I couldn’t imagine the elation Solange must have felt when she regained consciousness to find the husband she’d presumed dead standing over her. There was probably no word in the English language that could adequately describe it. But this turn of events certainly cast doubt on the notion of Osmond’s fatherhood. It might all boil down to a question of timing.
I knocked back a swig of my wine. “Did you say what your grandfather’s name was?”
“Henri. Henri Spenard.”
“How long did it take him to work his way back to Normandy? Weeks? Months?”
“He was traveling on foot, so it took many weeks. And he was further delayed by the fighting in Caen. The Allies met strong German resistance there after the invasion. The town was virtually leveled. But when the Americans finally broke through, he was able to return home.”

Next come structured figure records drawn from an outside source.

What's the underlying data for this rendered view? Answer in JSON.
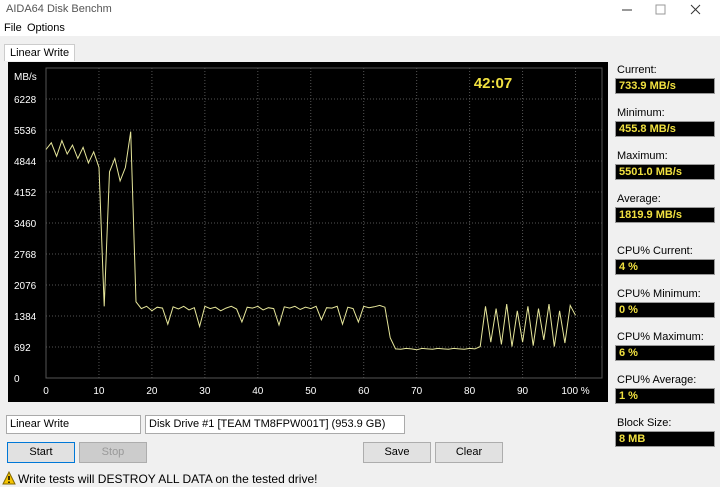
{
  "window": {
    "title": "AIDA64 Disk Benchm",
    "menu": [
      "File",
      "Options"
    ]
  },
  "tab": "Linear Write",
  "chart_data": {
    "type": "line",
    "y_label": "MB/s",
    "annotation": "42:07",
    "color": "#e6e69a",
    "x": [
      0,
      1,
      2,
      3,
      4,
      5,
      6,
      7,
      8,
      9,
      10,
      11,
      12,
      13,
      14,
      15,
      16,
      17,
      18,
      19,
      20,
      21,
      22,
      23,
      24,
      25,
      26,
      27,
      28,
      29,
      30,
      31,
      32,
      33,
      34,
      35,
      36,
      37,
      38,
      39,
      40,
      41,
      42,
      43,
      44,
      45,
      46,
      47,
      48,
      49,
      50,
      51,
      52,
      53,
      54,
      55,
      56,
      57,
      58,
      59,
      60,
      61,
      62,
      63,
      64,
      65,
      66,
      67,
      68,
      69,
      70,
      71,
      72,
      73,
      74,
      75,
      76,
      77,
      78,
      79,
      80,
      81,
      82,
      83,
      84,
      85,
      86,
      87,
      88,
      89,
      90,
      91,
      92,
      93,
      94,
      95,
      96,
      97,
      98,
      99,
      100
    ],
    "values": [
      5100,
      5250,
      4950,
      5300,
      5000,
      5200,
      4900,
      5150,
      4800,
      5050,
      4700,
      1600,
      4600,
      4900,
      4400,
      4700,
      5500,
      1700,
      1550,
      1600,
      1500,
      1580,
      1560,
      1200,
      1590,
      1540,
      1600,
      1520,
      1570,
      1150,
      1600,
      1550,
      1580,
      1500,
      1560,
      1600,
      1540,
      1250,
      1580,
      1560,
      1600,
      1520,
      1570,
      1550,
      1180,
      1590,
      1560,
      1600,
      1530,
      1580,
      1550,
      1600,
      1300,
      1570,
      1560,
      1600,
      1200,
      1580,
      1550,
      1250,
      1600,
      1570,
      1590,
      1620,
      1580,
      900,
      650,
      640,
      660,
      650,
      630,
      660,
      650,
      640,
      660,
      650,
      640,
      660,
      650,
      640,
      660,
      650,
      700,
      1600,
      800,
      1550,
      750,
      1650,
      700,
      1500,
      800,
      1600,
      720,
      1550,
      850,
      1650,
      700,
      1500,
      780,
      1620,
      1400
    ],
    "xlim": [
      0,
      105
    ],
    "xticks": [
      0,
      10,
      20,
      30,
      40,
      50,
      60,
      70,
      80,
      90,
      {
        "value": 100,
        "label": "100 %"
      }
    ],
    "ylim": [
      0,
      6920
    ],
    "yticks": [
      0,
      692,
      1384,
      2076,
      2768,
      3460,
      4152,
      4844,
      5536,
      6228
    ],
    "grid": true
  },
  "stats": [
    {
      "label": "Current:",
      "value": "733.9 MB/s"
    },
    {
      "label": "Minimum:",
      "value": "455.8 MB/s"
    },
    {
      "label": "Maximum:",
      "value": "5501.0 MB/s"
    },
    {
      "label": "Average:",
      "value": "1819.9 MB/s"
    },
    {
      "label": "CPU% Current:",
      "value": "4 %"
    },
    {
      "label": "CPU% Minimum:",
      "value": "0 %"
    },
    {
      "label": "CPU% Maximum:",
      "value": "6 %"
    },
    {
      "label": "CPU% Average:",
      "value": "1 %"
    },
    {
      "label": "Block Size:",
      "value": "8 MB"
    }
  ],
  "controls": {
    "test": "Linear Write",
    "drive": "Disk Drive #1  [TEAM TM8FPW001T]  (953.9 GB)",
    "buttons": [
      "Start",
      "Stop",
      "Save",
      "Clear"
    ]
  },
  "status": "Write tests will DESTROY ALL DATA on the tested drive!"
}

“So when was that … exactly?”
“The Battle of Caen ended on July twentieth. Grandpapa managed to make it home four days later.”
About three weeks after Osmond had shipped back to England to recuperate. Boy, I wouldn’t even dare to hazard a guess about—
“It was a glorious homecoming, and so much celebrating that, as you might expect, late the following winter, my grandfather was presented with the son he never thought he would live to sire. Grandpapa wanted to name him Eisenhower, in honor of the American general who liberated France, but Grandmama insisted on naming him for the man who singlehandedly saved her and her family from the Germans. So she named him Osmond.”

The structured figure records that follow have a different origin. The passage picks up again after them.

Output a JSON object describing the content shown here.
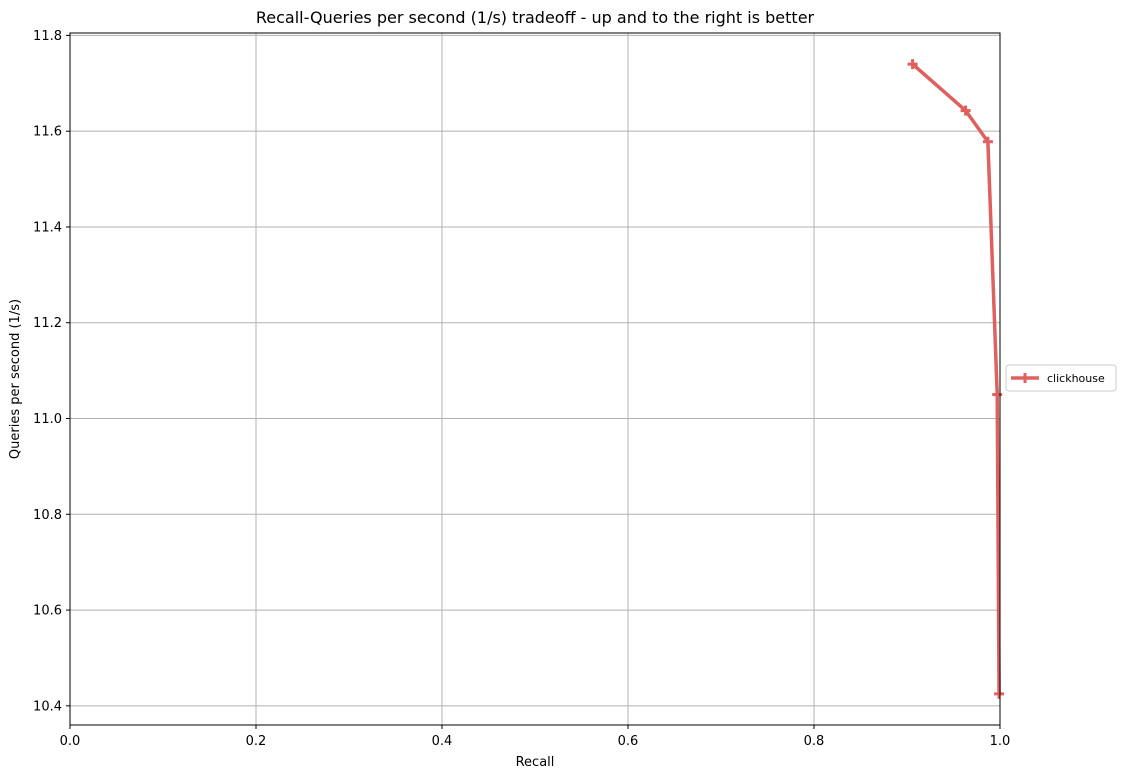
{
  "chart_data": {
    "type": "line",
    "title": "Recall-Queries per second (1/s) tradeoff - up and to the right is better",
    "xlabel": "Recall",
    "ylabel": "Queries per second (1/s)",
    "xlim": [
      0.0,
      1.0
    ],
    "ylim": [
      10.36,
      11.805
    ],
    "grid": true,
    "legend_position": "center-right-outside",
    "xticks": [
      0.0,
      0.2,
      0.4,
      0.6,
      0.8,
      1.0
    ],
    "xtick_labels": [
      "0.0",
      "0.2",
      "0.4",
      "0.6",
      "0.8",
      "1.0"
    ],
    "yticks": [
      10.4,
      10.6,
      10.8,
      11.0,
      11.2,
      11.4,
      11.6,
      11.8
    ],
    "ytick_labels": [
      "10.4",
      "10.6",
      "10.8",
      "11.0",
      "11.2",
      "11.4",
      "11.6",
      "11.8"
    ],
    "series": [
      {
        "name": "clickhouse",
        "color": "#e06060",
        "marker": "plus",
        "x": [
          0.906,
          0.963,
          0.987,
          0.997,
          0.999
        ],
        "y": [
          11.74,
          11.643,
          11.578,
          11.05,
          10.425
        ]
      }
    ]
  }
}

“Aw, that’s so sweet.” But I couldn’t help wonder if that was the only reason she named him Osmond.
Madeleine laughed. “The next baby they named Eisenhower. And my mama was called Betsy after the woman who sewed your first American flag. The Spenards became known as the most American family in the village. Should I bore you with a photo?”
“Please! I’d love to be bored.” If there was a resemblance between Osmond Spenard and Osmond Chelsvig, maybe I’d be able to spot it.

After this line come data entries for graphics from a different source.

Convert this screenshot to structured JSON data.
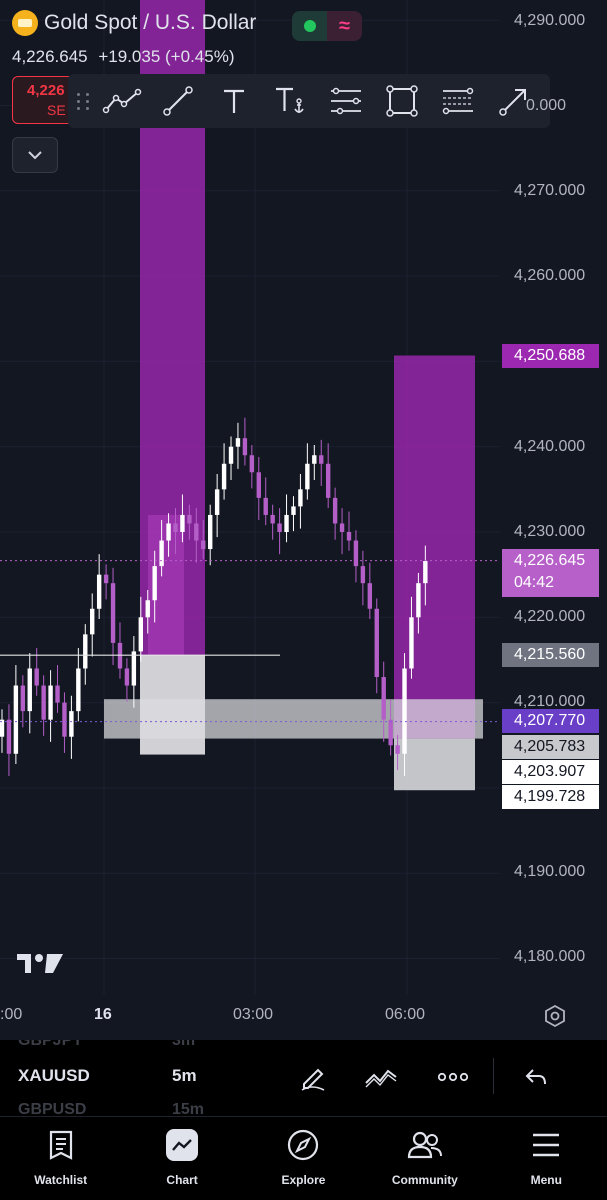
{
  "header": {
    "title": "Gold Spot / U.S. Dollar",
    "price": "4,226.645",
    "change": "+19.035 (+0.45%)"
  },
  "sell_button": {
    "price": "4,226",
    "label": "SE"
  },
  "drawing_toolbar": {
    "tools": [
      "trend-path-icon",
      "trend-line-icon",
      "text-icon",
      "anchored-text-icon",
      "parallel-channel-icon",
      "rectangle-icon",
      "fib-retracement-icon",
      "arrow-icon"
    ]
  },
  "price_axis": {
    "labels": [
      "4,290.000",
      "4,270.000",
      "4,260.000",
      "4,240.000",
      "4,230.000",
      "4,220.000",
      "4,210.000",
      "4,190.000",
      "4,180.000"
    ],
    "partial_label": "0.000"
  },
  "price_tags": [
    {
      "value": "4,250.688",
      "bg": "#9c27b0",
      "color": "#ffffff"
    },
    {
      "value": "4,226.645",
      "sub": "04:42",
      "bg": "#b760c9",
      "color": "#ffffff"
    },
    {
      "value": "4,215.560",
      "bg": "#707480",
      "color": "#ffffff"
    },
    {
      "value": "4,207.770",
      "bg": "#6a3fc8",
      "color": "#ffffff"
    },
    {
      "value": "4,205.783",
      "bg": "#c8c9cc",
      "color": "#131722"
    },
    {
      "value": "4,203.907",
      "bg": "#ffffff",
      "color": "#131722"
    },
    {
      "value": "4,199.728",
      "bg": "#ffffff",
      "color": "#131722"
    }
  ],
  "time_axis": {
    "labels": [
      ":00",
      "16",
      "03:00",
      "06:00"
    ]
  },
  "symbol_bar": {
    "ghost_above": {
      "symbol": "GBPJPY",
      "tf": "3m"
    },
    "symbol": "XAUUSD",
    "timeframe": "5m",
    "ghost_below": {
      "symbol": "GBPUSD",
      "tf": "15m"
    }
  },
  "bottom_nav": [
    {
      "label": "Watchlist",
      "icon": "watchlist-icon"
    },
    {
      "label": "Chart",
      "icon": "chart-icon"
    },
    {
      "label": "Explore",
      "icon": "compass-icon"
    },
    {
      "label": "Community",
      "icon": "community-icon"
    },
    {
      "label": "Menu",
      "icon": "menu-icon"
    }
  ],
  "colors": {
    "background": "#131722",
    "accent_purple": "#9c27b0",
    "candle_up": "#ffffff",
    "candle_down": "#b45ec8",
    "sell": "#f23645"
  },
  "chart_data": {
    "type": "candlestick",
    "symbol": "XAUUSD",
    "timeframe": "5m",
    "ylim": [
      4176,
      4296
    ],
    "current_price": 4226.645,
    "price_series": [
      4208,
      4204,
      4212,
      4209,
      4214,
      4212,
      4208,
      4212,
      4210,
      4206,
      4209,
      4214,
      4218,
      4221,
      4225,
      4224,
      4217,
      4214,
      4212,
      4216,
      4220,
      4222,
      4226,
      4229,
      4231,
      4230,
      4232,
      4231,
      4229,
      4228,
      4232,
      4235,
      4238,
      4240,
      4241,
      4239,
      4237,
      4234,
      4232,
      4231,
      4230,
      4232,
      4233,
      4235,
      4238,
      4239,
      4238,
      4234,
      4231,
      4230,
      4229,
      4226,
      4224,
      4221,
      4213,
      4208,
      4205,
      4204,
      4214,
      4220,
      4224,
      4226.6
    ],
    "zones": [
      {
        "label": "purple zone 1",
        "low": 4215.56,
        "high": 4296
      },
      {
        "label": "grey zone 1",
        "low": 4203.907,
        "high": 4215.56
      },
      {
        "label": "purple zone 2",
        "low": 4205.783,
        "high": 4250.688
      },
      {
        "label": "grey zone 2",
        "low": 4199.728,
        "high": 4205.783
      },
      {
        "label": "grey band",
        "low": 4205.783,
        "high": 4210.4
      }
    ],
    "horizontal_lines": [
      4215.56,
      4226.645,
      4207.77
    ]
  }
}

Madeleine pulled her wallet from her purse and removed a small photo from a plastic sleeve. “It was taken in the early sixties when all seven children were in their teens. They were like little stepping stones.” She laid the photo in front of me and recited the names as she glided her finger over the faces. “From youngest to oldest—Amelia, Eleanor, Lincoln, Roosevelt, Betsy, Eisenhower, and Osmond. All still living, and with larg
e families of their own, many of whom are named after my Uncle Osmond.”
Yup. Did I call that, or what? Osmond was definitely going to need the senior discount if he invited the entire brood to Iowa.
I studied the handsome face of the teenaged Osmond Spenard with his angular face, narrow nose, expressive eyes, and mop of wavy black hair. Yes! There was a resemblance. But not to Osmond.
To Solange.
Osmond Spenard was the spitting image of his mother.
I sighed my disappointment. “It’s a wonderful photo.” I plucked it off the table and handed it back to her. “Your grandmother experienced the emotional rollercoaster of her life during the war, didn’t she? Henri pronounced dead. An American literally falling out of the sky to save her from a German assault. Henri returning from the dead like the risen Lazarus, and fathering seven children in quick succession.”
Madeleine smiled coyly. “But of course! He was French.”
“Did … did Solange ever confide to you how close she and Osmond became during those short three weeks?”
She averted her gaze as she slid the photo back into its sleeve. When she looked up again, the warmth in her eyes had disappeared. “My grandmother has never made a secret about the part an American soldier played in her life during the war. It’s a story she has told and retold for decades. But there is nothing more to the story than what she has shared. She lived through one of the most brutal periods in the history of the world, and for that she deserves our admiration and respect. Whatever my grandmother did to survive is entirely her business. Our family has never questioned any of her decisions or motivations, and we don’t expect anyone else to either. Ever.” She drilled me with a fierce look. “Do you understand?”